Entravamo noi ne le porte di Milano in veste di eretici, ad attender processo. Percorremmo lo Naviglio maggiore, et lì la persona mia hebbe a rendersi conto de la vera proprietà de vestigia di Chiesa Latina, che riconoscendo esse la gente guardava nostra carrozza con timore & diffidentia, sì ch’io compresi che condanna per fede mia Pura di Magistrae Madre Chiesa ricadeva ora su mie spalle et me istesso condannava come mai hebbe a fare.
Con grande vergogna io & Salvatore, che non aveva mostranza di timore alcuno, fummo così prigionieri ne li tribunali di clero di Milano.
Hebbe ei a rivolger me parola una sola volta, et disse a voce bassa:
«Poca importanza hanno le parole de la gente che ti porrà domande, et poca importanza Justitia di tal preti, che tu deve ricordare che in nulla dovrai tradire la Chiesa nostra Pura.»

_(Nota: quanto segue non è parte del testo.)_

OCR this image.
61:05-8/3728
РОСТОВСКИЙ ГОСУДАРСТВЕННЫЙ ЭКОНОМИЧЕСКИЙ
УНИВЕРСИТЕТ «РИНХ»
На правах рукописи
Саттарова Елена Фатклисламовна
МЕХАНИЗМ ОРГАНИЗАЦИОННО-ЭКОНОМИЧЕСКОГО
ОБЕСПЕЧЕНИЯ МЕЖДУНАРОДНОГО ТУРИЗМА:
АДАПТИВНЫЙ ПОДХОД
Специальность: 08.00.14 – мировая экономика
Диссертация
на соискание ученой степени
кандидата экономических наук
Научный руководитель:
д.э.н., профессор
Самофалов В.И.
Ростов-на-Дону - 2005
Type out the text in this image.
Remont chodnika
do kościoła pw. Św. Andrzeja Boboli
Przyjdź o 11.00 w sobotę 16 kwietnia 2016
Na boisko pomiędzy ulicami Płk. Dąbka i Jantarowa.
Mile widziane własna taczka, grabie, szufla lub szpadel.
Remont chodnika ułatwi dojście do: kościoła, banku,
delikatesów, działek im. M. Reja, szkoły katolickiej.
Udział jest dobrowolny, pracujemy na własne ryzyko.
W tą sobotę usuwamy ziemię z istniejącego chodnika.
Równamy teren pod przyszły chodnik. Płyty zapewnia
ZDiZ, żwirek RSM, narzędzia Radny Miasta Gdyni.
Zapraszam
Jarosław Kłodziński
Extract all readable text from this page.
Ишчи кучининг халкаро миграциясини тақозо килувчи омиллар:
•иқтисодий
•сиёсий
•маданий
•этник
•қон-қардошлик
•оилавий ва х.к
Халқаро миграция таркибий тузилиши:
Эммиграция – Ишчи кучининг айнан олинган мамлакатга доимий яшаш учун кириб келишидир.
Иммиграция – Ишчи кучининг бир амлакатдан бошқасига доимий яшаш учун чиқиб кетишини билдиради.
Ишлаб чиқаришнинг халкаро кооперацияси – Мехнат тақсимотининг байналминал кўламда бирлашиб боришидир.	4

Così disse, et mai più lo vidi, che vennero noi date separate celle.
Volle ora lo Caso che a li tempi era ne la città di Milano tal Fernando, che era homo di amicitia con lo padre mio, de la amicitia de le cause nobili, et era egli homo che hebbe ne lo passato fede Pura, mais che li eventi portarono a rinnegar esse.
Tal Fernando sapeva di mia nascita, mais questo hebbi a intuirlo tempo dopo, et saputa de la condanna a lo eretico Puro Salvatore di Asti con suo discepolo di Germania, hebbe ei a indovinare chi fosse la persona mia.
Essendo Fernando homo di gran possedimento, accadde così che lo mattino che hebbe a seguire mia carcerazione, mentre Salvatore era ne li tribunali di Chiesa, che l’haverebbero poi condannato a fiamme purificatrici, la mia persona veniva ad essere in custodia di Fernando, che diceva ei di conoscere me et diceva buon conto su la persona mia.
Chesta mia libertà, hebbi in poco tempo a scoprire, era in verità prigionia.

Quando hebbi a raccontar a Adil di chesta mia prigionia, ne li primi jorni de lo viaggio noster, hebbe ei a dire che fortuna, dei di pagani, erami venuta in aiuto, tanto che per fede mia Pura supplizio doveva essere cosa di minore importanza.
Est egli sveglio, et scrive su suoi fogli co tenacia, et io crede che sua tal affermazione germoglio di invidia, che ei non ha in cor suo Dolore come cosa buona. Ei dice che dolore est sintomo di sfortuna, sì che semper le cose buone son compagne di allegria, che li homini di tarda età han lo riso in bocca, che chi non ha conoscentia di tal qualità more giovane, che lo core suo divien debole.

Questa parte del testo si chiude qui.